戚玄迟看着她脸上升起的红意,揶揄道:“听闻揽月阁阁主富可敌国。”
白知柒噎的够呛,连忙道:“那...那都是前话了,君子爱财取之有道,我身为女子自然也是如此,赚的都是正儿八经的干净钱。”
戚玄迟漫不经心的摩挲着指上的白玉扳指,淡淡道:“怎地不说是全留给幽梦居居主了?”
白知柒这才发现他有两个扳指,一个在她手上,一个在他自己手上,形状一大一小,竟像是一对。
“才不是留给他,我只是懒得向他要回来罢了。”
白知柒当初替顾寒舟做事时七坊还未建成,因此大部分酬劳收入都存在了幽梦居里,白知柒嫌麻烦懒得一点点往揽月阁搬,干脆就把钱财留在幽梦居不动了。
同顾寒舟一刀两断后白知柒也不是没想过要把钱财带走,可顾寒舟总有办法将她拦下,最后白知柒索性一把火把东西烧了个干净,眼不见心不烦。
戚玄迟见她神情认真不像是在说假话,于是岔开话题道:“既然如此,阁主不妨告诉我,抛开江山社稷不谈,你对当今圣上是何等看法?”
此话一出,屋内陷入一阵沉默。
外头似乎下了场雨,月色化作千万条银丝,自云端而来。
檐尖的积水很快在台上“嘀嗒”作响,除此之外便是和缓的风声,再无其他。
“只愿君心似我心。”白知柒开了口,耳畔是缠绵的雨声,拨动着她刚刚升起的困倦。
携带着雨珠的清风吹开半合着的窗叶,青色的窗纱微微扬起,拂过床边人屈下的后背。
灯烛已被人吹灭,雨后清明的月华照在逐渐干涸的地板上,依稀能望见几点水迹。
半梦半醒间,有什么带着些凉意的东西落在白知柒唇畔,她不舒服的抿了抿唇,随即贴上了一个柔软温热的东西,热度传递,白知柒满足的哼哼了几声。

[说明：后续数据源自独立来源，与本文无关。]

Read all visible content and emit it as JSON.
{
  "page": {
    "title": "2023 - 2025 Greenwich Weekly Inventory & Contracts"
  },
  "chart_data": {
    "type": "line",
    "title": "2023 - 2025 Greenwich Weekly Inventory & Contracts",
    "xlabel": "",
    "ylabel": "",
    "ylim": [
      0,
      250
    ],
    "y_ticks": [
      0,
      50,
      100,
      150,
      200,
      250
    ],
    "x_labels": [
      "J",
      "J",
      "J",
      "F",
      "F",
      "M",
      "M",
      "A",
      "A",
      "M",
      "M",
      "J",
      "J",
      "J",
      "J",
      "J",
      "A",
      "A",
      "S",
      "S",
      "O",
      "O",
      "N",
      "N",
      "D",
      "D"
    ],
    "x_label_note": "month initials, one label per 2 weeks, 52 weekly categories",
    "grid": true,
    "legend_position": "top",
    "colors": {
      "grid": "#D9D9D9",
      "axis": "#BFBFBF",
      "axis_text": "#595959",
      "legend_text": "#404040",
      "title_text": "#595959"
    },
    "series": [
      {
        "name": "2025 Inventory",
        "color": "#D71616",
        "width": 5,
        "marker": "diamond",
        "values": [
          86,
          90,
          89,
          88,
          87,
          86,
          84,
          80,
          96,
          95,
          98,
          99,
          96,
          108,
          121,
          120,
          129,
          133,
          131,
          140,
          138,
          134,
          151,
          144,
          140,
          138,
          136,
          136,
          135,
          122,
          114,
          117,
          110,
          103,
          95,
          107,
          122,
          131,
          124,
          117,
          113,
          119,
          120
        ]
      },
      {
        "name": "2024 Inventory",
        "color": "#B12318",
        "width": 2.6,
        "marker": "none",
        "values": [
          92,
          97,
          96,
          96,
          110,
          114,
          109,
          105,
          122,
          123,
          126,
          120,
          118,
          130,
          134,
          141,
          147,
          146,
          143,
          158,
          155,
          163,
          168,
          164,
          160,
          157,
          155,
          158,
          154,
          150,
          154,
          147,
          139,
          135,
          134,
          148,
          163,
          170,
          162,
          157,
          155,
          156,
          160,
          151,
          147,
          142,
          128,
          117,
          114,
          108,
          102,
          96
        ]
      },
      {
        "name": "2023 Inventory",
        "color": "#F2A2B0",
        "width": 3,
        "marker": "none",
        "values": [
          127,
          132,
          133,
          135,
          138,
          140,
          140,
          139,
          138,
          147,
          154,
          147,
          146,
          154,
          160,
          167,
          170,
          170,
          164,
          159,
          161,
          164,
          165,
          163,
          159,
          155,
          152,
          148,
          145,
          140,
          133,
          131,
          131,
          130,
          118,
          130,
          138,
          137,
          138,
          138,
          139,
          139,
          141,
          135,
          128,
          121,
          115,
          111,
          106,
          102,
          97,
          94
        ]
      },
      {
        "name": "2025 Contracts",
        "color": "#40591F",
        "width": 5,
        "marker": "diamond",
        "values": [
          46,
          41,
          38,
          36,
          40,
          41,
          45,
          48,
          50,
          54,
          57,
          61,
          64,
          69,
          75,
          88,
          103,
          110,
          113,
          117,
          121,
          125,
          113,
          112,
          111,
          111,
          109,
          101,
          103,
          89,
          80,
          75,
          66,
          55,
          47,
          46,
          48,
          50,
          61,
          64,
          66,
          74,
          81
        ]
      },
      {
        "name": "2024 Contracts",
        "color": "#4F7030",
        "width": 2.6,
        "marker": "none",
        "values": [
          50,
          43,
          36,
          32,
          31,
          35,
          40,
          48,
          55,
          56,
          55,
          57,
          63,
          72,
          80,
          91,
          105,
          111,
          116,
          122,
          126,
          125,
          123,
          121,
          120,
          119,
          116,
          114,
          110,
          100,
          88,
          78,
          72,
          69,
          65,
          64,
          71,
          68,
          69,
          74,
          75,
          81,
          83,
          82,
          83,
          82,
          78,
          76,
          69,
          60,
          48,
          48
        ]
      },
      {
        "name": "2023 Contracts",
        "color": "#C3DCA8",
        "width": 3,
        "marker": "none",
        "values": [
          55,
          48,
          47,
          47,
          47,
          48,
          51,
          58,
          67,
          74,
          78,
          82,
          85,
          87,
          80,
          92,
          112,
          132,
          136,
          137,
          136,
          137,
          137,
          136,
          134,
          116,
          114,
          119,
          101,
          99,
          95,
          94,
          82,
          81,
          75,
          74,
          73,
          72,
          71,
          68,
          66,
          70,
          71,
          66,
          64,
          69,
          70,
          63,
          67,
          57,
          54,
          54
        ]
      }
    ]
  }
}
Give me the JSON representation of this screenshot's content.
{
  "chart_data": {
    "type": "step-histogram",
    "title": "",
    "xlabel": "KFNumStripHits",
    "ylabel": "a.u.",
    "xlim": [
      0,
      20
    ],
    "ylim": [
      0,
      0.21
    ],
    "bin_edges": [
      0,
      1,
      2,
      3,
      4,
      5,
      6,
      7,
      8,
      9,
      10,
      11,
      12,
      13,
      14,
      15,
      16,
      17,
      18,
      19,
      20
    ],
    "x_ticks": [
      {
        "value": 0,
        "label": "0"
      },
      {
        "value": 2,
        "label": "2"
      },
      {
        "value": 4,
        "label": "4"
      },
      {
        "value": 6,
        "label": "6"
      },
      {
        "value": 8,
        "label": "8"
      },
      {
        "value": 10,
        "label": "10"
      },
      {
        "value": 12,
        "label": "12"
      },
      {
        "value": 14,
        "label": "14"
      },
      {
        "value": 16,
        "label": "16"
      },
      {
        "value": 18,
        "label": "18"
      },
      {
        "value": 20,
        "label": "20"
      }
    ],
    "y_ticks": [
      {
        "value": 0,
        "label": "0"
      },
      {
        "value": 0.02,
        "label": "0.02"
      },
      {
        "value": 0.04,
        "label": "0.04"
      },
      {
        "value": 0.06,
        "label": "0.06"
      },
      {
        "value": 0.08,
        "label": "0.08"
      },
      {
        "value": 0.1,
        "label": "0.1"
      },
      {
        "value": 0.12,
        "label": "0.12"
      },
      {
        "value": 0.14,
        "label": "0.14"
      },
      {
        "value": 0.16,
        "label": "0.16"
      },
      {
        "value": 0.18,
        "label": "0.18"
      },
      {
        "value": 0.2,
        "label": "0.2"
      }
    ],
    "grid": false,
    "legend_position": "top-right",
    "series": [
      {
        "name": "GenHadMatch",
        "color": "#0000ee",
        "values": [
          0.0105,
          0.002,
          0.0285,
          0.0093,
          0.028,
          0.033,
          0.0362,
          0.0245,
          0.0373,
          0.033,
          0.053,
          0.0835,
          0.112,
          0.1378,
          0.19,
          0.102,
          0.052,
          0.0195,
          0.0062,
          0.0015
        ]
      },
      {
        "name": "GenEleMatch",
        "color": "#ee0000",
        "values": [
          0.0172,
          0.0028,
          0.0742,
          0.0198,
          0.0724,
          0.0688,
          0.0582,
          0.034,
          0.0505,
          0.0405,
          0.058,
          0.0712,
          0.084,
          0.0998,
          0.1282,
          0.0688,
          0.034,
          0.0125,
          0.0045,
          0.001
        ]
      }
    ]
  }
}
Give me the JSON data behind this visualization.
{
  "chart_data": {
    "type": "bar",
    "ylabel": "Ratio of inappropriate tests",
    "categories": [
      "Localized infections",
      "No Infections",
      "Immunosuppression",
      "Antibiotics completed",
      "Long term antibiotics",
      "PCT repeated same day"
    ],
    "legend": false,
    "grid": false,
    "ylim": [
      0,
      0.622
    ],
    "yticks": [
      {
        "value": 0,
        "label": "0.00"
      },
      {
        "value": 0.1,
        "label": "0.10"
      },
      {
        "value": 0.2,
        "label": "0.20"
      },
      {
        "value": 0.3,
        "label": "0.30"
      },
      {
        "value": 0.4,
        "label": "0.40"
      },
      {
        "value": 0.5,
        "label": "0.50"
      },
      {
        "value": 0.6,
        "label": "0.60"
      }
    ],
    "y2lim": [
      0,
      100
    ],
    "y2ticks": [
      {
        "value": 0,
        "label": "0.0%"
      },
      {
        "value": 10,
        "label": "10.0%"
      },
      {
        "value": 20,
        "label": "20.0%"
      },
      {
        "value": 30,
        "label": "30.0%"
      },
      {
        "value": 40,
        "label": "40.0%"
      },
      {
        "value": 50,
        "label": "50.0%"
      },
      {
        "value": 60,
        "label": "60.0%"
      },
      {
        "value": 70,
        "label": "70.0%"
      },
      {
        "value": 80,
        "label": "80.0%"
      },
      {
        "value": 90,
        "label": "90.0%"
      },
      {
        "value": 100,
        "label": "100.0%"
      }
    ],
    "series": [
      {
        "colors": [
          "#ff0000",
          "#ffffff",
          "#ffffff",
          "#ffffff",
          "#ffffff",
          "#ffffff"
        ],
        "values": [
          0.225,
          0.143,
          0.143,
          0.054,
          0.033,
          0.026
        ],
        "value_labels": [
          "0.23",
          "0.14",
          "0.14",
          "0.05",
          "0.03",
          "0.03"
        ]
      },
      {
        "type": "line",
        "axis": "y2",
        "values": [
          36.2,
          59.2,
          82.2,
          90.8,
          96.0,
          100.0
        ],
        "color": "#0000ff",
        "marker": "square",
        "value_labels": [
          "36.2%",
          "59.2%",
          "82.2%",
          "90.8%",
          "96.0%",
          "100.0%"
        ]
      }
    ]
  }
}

“定不负相思意。”耳畔传来熟悉的声音,缱绻情意彰显其中。
白知柒嘴角上扬,觉得这场梦真是深得她心。
戚玄迟将白知柒安顿在了镇国公府的偏院,之后便再未曾来过。
白知柒身上的伤养了小半个月才彻底没了痕迹,直到这时她才敢去见已搬进镇国公府的白琳琅。
在得知自己府里被塞了个莫名其妙的人时,苏瑾起初是拒绝的。
但奈何皇上以他的婚事为条件,答应重新给白琳琅一个体面的身份嫁进镇国公府,苏瑾这才欣喜的应下了。
没成想这一“莫名其妙”的人居然会是白知柒。
看着腻在一块儿的两人,苏瑾的脸黑了几个度。
苏瑾咬牙切齿的看着吃顿饭都要让人喂的白知柒,没好气道:“手长来做什么的?”
“揍你。”白知柒回答的掷地有声,丝毫不觉得让别人喂自己吃饭有什么不好意思的。
白琳琅责备的看了一眼苏瑾,心疼的捧起白知柒的左手。
“柒儿好端端的怎地会与贼人打上了,还伤了一只手,现在还疼吗?”
苏瑾语塞,如果没记错的话白知柒是惯用右手的,怎地左手伤了右手就拿不起筷子了?!
分明就是想要气他,故意而为之!
白知柒冲他翻了个白眼,干脆把头埋进自家二姐姐怀里,委委屈屈的像个小媳妇。
“这人好凶呜呜,他瞪我!”
白琳琅不满道:“言泽!”
看着白知柒那张和自己长相极为相似的脸,苏瑾真的仰天长啸的心都有了,这镇国公府已经没有他的立足之地了,一点也没有了!
秋泯楼那夜发生的事没有传出半点风声,就算隐约有要传出的苗头,也会被一股莫名的势力打压下去,那些天不怕地不怕的纨绔也不知是经历了些什么,从秋泯楼出来时个个鼻青脸肿,神情惶恐。
他们把口头闭的很紧,一星半点的细节也不愿意透露,像是生怕得罪了什么人似的。
容语岑气的够呛,她为此花了不少银两,结果什么都没做成不说,还险些因此丢了梁王妃的位置。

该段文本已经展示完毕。